Tommy Demenkoff, Director of Outreach at the Stella Adler Studio of Acting, recognizes the valuable learning experience that comes with participating in an event like the Harold Clurman Festival.

“For these students, as for any actor, the opportunity to do this level of work is huge,” he said. “Everything that is happening throughout their experience with 'Julius Caesar' here, now, at this point in their lives, is usable stuff. As I talk with them and watch their daily efforts in action, I see them become larger, more available to the world around them, and yes, more confident. The responsibility of putting this particular playwright’s work on their backs and then knitting it all together as an ensemble is a an accomplishment they will carry forth in everything they do for the rest of their lives.” 

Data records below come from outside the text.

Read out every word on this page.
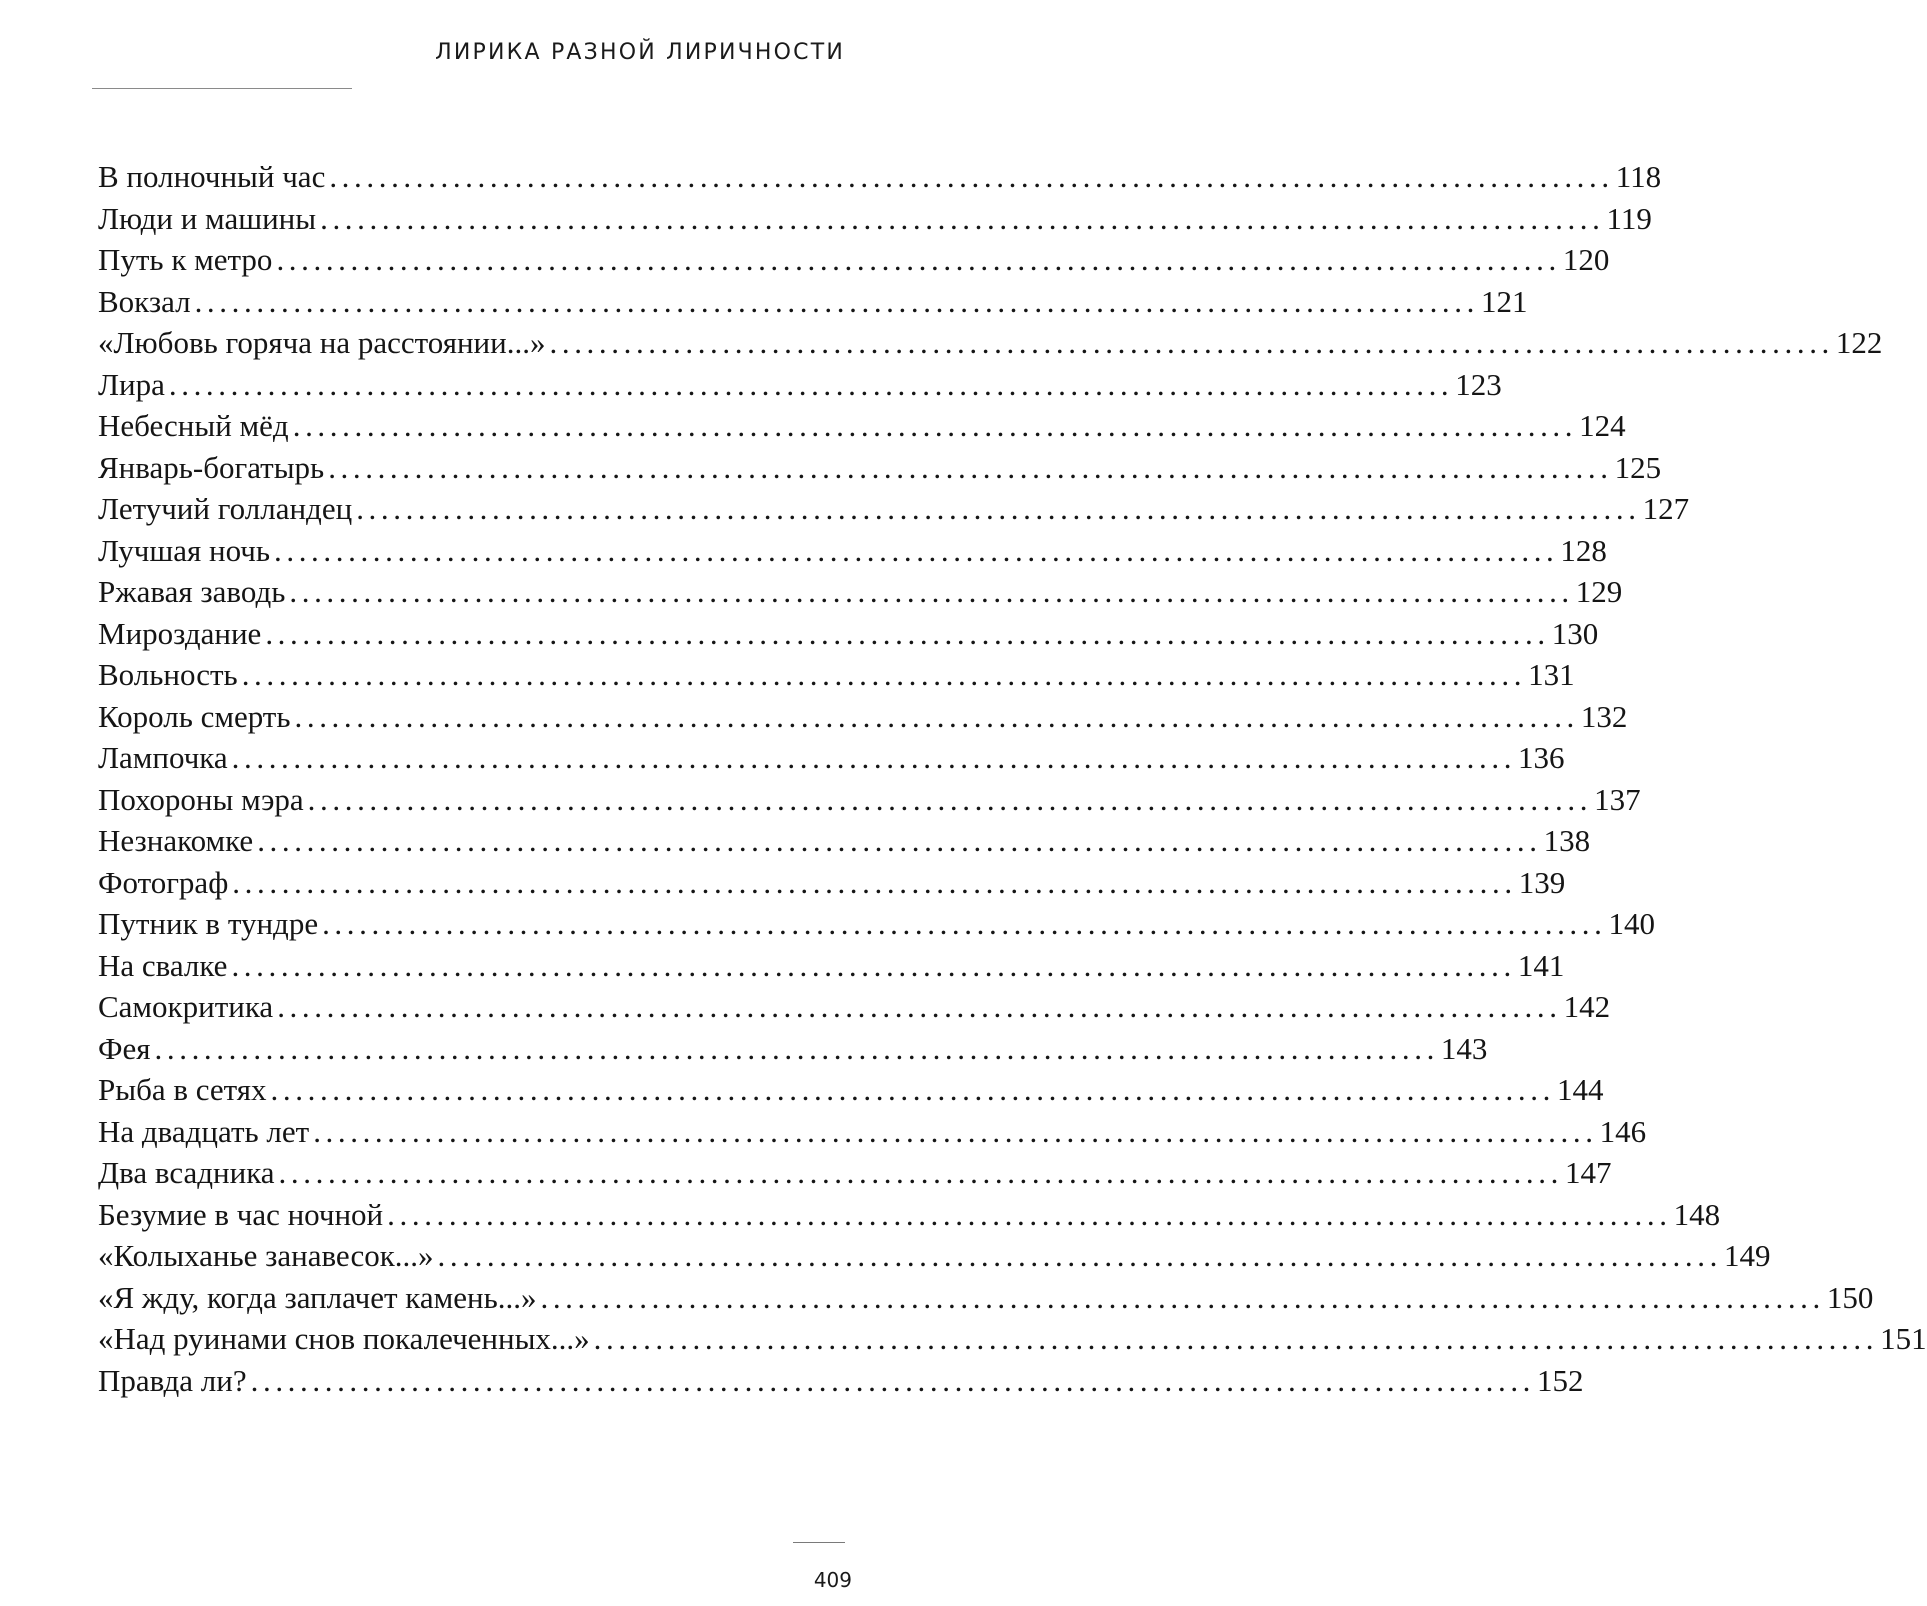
ЛИРИКА РАЗНОЙ ЛИРИЧНОСТИ
В полночный час ........................................................................................................ 118
Люди и машины ........................................................................................................ 119
Путь к метро ........................................................................................................ 120
Вокзал ........................................................................................................ 121
«Любовь горяча на расстоянии...» ........................................................................................................ 122
Лира ........................................................................................................ 123
Небесный мёд ........................................................................................................ 124
Январь-богатырь ........................................................................................................ 125
Летучий голландец ........................................................................................................ 127
Лучшая ночь ........................................................................................................ 128
Ржавая заводь ........................................................................................................ 129
Мироздание ........................................................................................................ 130
Вольность ........................................................................................................ 131
Король смерть ........................................................................................................ 132
Лампочка ........................................................................................................ 136
Похороны мэра ........................................................................................................ 137
Незнакомке ........................................................................................................ 138
Фотограф ........................................................................................................ 139
Путник в тундре ........................................................................................................ 140
На свалке ........................................................................................................ 141
Самокритика ........................................................................................................ 142
Фея ........................................................................................................ 143
Рыба в сетях ........................................................................................................ 144
На двадцать лет ........................................................................................................ 146
Два всадника ........................................................................................................ 147
Безумие в час ночной ........................................................................................................ 148
«Колыханье занавесок...» ........................................................................................................ 149
«Я жду, когда заплачет камень...» ........................................................................................................ 150
«Над руинами снов покалеченных...» ........................................................................................................ 151
Правда ли? ........................................................................................................ 152
409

For Tom Oppenheim, Artistic Director and President of the Stella Adler Studio, as well as director of 'Julius Caesar,' including the production in the Harold Clurman Festival line-up was a fairly easy decision. Not only would it provide context for the festival’s other events, such as Cornell West’s talk about art and education, but, with a cast of young, inner-city actors, it would also honor the studio’s decades-long commitment to social engagement. Oppenheim hopes that the experience will teach the cast-members as well as any aspiring actors in the audience to stand up against injustice.

“I hope that [performing in the festival] would be helpful in that it would inspire them to understand the deeper journey of what it means to be an actor," he said, "That they would fall in love with the idea of training themselves in such a way where they became vessels for humanity, and for debate, and big ideas, and that they would become profoundly committed to and emboldened by that deeper purpose.”

The festival has not started yet, but Rivera knows her learning experience has already begun.

“The best thing I could tell an aspiring actor is to believe in yourself the most,” she said. “And it’s hard to say that, because I know I’m the hardest on myself," she said. "But if you don’t believe in yourself, at the end of the day, you won’t be satisfied with anything you’re doing onstage. And you have to be satisfied with yourself. And once you get past that, then I feel like you can finally live in your character.”